12. If you can get water to move through the tube, continue to move water through it until it runs through clear. If you can get some water to move through it but it takes a good amount of pressure to do it, try reversing which end of the tube you attach the syringe to. You could also try attaching two syringes, one at each end, and move water back and forth in a push-pull fashion until the clog clears.

13. Once you have the tube cleared out, reassemble the tube pieces, and put the printer back together.

14. I made a mistake when putting my CX5400 back together and broke off a couple internal clips. The clips hold a plastic lever in place that tells the printer if the cover is open or closed. This is where you'll need the superglue. Here are the clips I broke off:

epson4.jpg

15. Put the casing back together in reverse order of how you disassembled it. Then reinstall the ink tanks and plug the printer back in. If all goes well, the printer will pick up where it left off -- it'll think you've installed new tanks and will run through the priming sequence. If not, either use the printer's control panel or the software on your computer to start the tank swap process again.

16. If you get error messages when you turn the printer on, check to make sure that all internal cables got put back where they belong.
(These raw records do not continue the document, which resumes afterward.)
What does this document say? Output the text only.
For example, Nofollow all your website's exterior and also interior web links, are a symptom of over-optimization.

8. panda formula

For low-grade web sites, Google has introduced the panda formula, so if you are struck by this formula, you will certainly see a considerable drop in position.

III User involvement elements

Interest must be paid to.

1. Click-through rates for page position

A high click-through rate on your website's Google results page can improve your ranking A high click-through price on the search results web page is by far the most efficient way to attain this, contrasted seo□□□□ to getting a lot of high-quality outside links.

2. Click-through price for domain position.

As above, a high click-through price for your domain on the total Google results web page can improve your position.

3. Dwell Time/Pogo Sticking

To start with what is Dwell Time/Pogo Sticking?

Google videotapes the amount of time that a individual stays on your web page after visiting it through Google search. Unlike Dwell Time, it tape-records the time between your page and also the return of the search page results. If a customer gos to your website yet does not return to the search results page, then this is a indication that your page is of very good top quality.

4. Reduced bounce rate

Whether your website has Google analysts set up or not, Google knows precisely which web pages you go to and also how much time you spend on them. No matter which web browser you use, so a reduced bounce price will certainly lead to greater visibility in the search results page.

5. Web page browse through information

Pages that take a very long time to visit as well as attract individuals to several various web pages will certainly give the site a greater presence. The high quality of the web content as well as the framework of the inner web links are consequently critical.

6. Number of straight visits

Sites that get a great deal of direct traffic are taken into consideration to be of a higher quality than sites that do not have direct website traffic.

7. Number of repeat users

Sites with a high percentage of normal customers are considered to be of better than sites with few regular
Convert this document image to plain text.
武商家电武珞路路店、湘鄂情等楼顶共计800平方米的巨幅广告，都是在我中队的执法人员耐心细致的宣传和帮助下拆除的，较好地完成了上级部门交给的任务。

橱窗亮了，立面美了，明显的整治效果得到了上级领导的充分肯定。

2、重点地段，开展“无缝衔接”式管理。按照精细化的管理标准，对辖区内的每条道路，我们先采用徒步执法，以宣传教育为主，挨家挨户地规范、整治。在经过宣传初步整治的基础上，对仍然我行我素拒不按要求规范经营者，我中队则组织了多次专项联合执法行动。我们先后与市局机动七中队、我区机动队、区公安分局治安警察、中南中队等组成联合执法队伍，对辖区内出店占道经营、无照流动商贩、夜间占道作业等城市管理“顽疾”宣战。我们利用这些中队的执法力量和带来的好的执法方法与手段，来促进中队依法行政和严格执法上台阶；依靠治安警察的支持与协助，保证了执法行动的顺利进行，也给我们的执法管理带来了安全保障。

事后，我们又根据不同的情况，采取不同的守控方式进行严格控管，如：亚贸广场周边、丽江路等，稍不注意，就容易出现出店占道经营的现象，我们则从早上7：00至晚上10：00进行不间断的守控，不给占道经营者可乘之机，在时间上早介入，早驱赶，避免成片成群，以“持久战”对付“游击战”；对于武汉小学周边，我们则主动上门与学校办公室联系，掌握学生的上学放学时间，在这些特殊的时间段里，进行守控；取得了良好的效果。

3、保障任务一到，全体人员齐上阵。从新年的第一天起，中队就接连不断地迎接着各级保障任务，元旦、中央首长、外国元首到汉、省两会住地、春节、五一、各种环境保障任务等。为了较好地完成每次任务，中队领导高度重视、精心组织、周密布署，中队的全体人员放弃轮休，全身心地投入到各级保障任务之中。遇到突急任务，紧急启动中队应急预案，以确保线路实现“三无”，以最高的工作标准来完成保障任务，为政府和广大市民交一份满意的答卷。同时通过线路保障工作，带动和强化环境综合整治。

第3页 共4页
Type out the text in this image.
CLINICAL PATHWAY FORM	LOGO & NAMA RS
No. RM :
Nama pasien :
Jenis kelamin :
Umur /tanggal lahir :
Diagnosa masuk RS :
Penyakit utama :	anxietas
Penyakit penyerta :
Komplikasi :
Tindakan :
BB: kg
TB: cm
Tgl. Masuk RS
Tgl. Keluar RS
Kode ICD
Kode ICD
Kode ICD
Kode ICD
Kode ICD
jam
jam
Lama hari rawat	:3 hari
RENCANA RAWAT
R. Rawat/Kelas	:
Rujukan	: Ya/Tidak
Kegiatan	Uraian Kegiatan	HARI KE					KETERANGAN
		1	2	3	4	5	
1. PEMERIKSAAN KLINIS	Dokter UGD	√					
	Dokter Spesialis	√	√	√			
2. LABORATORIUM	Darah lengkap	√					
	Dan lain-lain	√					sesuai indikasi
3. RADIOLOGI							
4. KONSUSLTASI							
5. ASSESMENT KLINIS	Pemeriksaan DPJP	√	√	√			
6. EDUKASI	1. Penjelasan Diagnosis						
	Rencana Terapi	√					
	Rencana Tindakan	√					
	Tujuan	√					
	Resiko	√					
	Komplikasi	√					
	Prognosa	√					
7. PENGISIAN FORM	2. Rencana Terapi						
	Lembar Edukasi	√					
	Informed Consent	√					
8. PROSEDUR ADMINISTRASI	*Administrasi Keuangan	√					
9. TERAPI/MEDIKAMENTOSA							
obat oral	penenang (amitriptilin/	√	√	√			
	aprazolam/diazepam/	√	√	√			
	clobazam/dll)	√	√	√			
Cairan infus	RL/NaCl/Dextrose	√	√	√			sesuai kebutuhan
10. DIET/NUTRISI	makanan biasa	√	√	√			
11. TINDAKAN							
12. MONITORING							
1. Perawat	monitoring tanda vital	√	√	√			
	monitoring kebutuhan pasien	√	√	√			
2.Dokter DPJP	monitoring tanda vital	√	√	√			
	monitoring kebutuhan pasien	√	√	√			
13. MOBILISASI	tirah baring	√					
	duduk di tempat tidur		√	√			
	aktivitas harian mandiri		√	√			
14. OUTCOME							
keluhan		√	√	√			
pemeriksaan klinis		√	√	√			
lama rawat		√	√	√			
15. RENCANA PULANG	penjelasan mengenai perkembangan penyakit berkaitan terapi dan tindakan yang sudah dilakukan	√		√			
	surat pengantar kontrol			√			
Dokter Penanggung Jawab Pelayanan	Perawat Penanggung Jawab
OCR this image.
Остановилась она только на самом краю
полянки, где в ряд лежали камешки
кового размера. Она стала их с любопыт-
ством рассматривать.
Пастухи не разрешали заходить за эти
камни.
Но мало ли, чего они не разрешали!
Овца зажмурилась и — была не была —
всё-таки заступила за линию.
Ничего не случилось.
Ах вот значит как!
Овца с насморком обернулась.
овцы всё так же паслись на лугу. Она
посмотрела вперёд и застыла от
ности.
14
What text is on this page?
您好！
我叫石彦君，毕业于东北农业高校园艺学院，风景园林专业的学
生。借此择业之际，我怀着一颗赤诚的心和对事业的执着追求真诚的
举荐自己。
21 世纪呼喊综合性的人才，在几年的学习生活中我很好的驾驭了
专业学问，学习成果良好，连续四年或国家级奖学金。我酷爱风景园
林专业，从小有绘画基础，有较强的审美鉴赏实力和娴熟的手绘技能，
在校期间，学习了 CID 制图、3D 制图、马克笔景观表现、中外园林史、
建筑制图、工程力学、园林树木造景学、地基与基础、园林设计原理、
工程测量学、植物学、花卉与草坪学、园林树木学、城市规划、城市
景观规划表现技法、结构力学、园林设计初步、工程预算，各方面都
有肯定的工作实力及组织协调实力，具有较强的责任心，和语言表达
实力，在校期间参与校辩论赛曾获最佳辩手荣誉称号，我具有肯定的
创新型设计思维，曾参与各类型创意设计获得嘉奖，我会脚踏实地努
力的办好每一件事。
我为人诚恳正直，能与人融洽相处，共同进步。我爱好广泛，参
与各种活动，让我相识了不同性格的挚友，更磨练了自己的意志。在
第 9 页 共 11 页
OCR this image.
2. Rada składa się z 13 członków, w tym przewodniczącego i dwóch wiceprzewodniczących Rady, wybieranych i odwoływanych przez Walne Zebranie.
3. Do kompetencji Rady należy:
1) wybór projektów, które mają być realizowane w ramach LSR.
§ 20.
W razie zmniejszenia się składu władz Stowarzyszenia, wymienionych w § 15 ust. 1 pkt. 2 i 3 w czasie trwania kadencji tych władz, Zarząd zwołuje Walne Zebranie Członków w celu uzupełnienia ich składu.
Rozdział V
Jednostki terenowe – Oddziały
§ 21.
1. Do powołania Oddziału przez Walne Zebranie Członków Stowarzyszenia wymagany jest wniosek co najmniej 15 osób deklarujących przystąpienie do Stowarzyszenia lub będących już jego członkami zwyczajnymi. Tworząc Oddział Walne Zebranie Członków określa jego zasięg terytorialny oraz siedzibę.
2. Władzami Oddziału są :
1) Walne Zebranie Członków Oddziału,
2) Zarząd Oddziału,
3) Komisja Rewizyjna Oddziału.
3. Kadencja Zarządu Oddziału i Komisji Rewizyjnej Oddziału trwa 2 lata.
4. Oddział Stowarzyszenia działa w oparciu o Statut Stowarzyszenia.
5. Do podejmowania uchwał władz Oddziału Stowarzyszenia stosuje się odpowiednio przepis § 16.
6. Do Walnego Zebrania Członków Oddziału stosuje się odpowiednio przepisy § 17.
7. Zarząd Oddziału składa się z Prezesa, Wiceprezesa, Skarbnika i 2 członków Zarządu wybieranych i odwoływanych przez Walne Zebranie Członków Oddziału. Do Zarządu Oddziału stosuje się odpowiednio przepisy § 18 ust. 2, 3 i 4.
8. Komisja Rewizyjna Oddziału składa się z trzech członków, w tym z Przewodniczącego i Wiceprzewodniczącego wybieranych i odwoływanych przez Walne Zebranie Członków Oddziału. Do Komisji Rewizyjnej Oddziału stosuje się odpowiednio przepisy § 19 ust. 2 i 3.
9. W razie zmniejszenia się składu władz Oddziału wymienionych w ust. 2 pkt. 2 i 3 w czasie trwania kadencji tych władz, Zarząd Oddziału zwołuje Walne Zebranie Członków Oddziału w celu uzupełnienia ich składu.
If that doesn't help, it's probably time for a new printer.

17. If the printer finished the priming sequence without a problem, try printing a test page. If it comes out blank, try cleaning the heads once. If that doesn't help, it's probably time for a new printer.

18. If you get output after printing a test page, then your problem was at least in part due to a clogged purge tube. If the output is poor, try removing and reinstalling the tanks again, or clean the heads a couple times. The output quality may return to normal. If that doesn't help, it's probably time for a new printer.

In my case, I got output after reassembling the printer, but it was poor. I cleaned the heads a few times and got the black, cyan and yellow working fine. But no matter what I did, the magenta barely printed any, even with a new tank. After wrestling with the printer and making an inky mess of my kitchen, I hurled it into the trash with disgust. The next day I bought a Canon Pixma MP450, which uses traditional cartridges (with the print heads built into the tank).

Ultimately, this technique can work for some, but not all. I read reports of it working successfully for some users, but not helping at all for others. Considering that the only other options are to replace the printer or take it to a repair facility (which would probably cost more than a new printer anyway), you don't have much to lose by trying this. Good luck!